At the beginning of last week, a Ugandan farmer appeared on our doorstep. Charles Mulwana was trained by Send a Cow (the charity whose excellent work Riverford supports) in 2004, and is now so involved with the charity’s work that he has come to Riverford to teach schoolchildren (and us) about sustainable agriculture.
Back in 2001 I took a two month sabbatical to visit farming friends in Africa; I wanted to see for myself whether organic agriculture could feed mouths where it really counted. I was truly inspired by what I saw in Uganda; here the Kulika Trust (who we have worked with for several years) was training farmers at a very local level.

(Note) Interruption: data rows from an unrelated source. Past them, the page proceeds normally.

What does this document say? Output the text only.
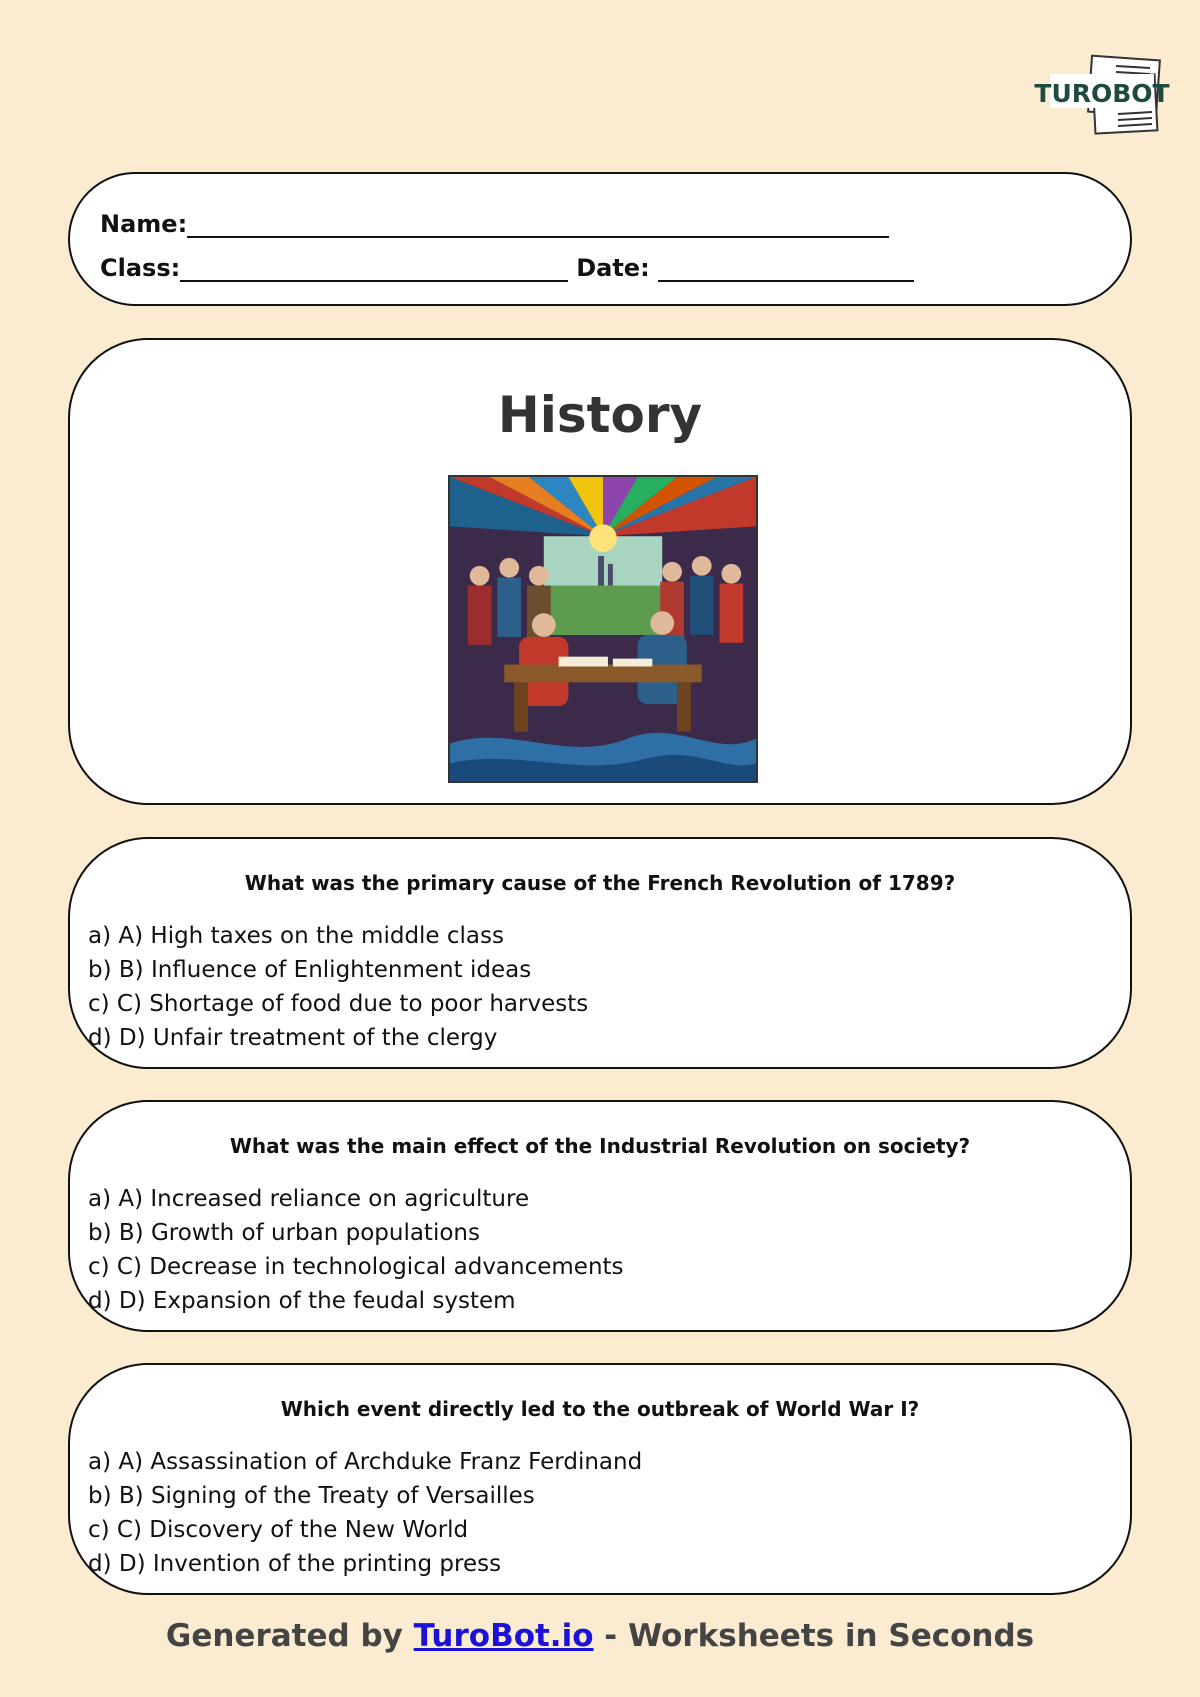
TUROBOT
Name:
Class:	Date:
History
What was the primary cause of the French Revolution of 1789?
a) A) High taxes on the middle class
b) B) Influence of Enlightenment ideas
c) C) Shortage of food due to poor harvests
d) D) Unfair treatment of the clergy
What was the main effect of the Industrial Revolution on society?
a) A) Increased reliance on agriculture
b) B) Growth of urban populations
c) C) Decrease in technological advancements
d) D) Expansion of the feudal system
Which event directly led to the outbreak of World War I?
a) A) Assassination of Archduke Franz Ferdinand
b) B) Signing of the Treaty of Versailles
c) C) Discovery of the New World
d) D) Invention of the printing press
Generated by TuroBot.io - Worksheets in Seconds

Central to their teaching was a highly intricate method of mixed cropping, involving livestock and crops grown in multiple canopies, in a system as sympathetic to nature as we can get without reverting to being hunter-gatherers. I estimated the best examples to be 20 times more productive than the environmentally destructive monocultures next door.
Since then we have tried to support these projects through staff exchanges, sponsoring a training centre (the Kasengi Riverford Farm), importing their vanilla and through our involvement with Send a Cow. Unfortunately our ‘no airfreight’ policy makes it hard to trade with a landlocked country, but the hope is that by opening up the channels of communication through activities like Charles’ visit, we can show that the farming toolkit is not limited to GM and sprays.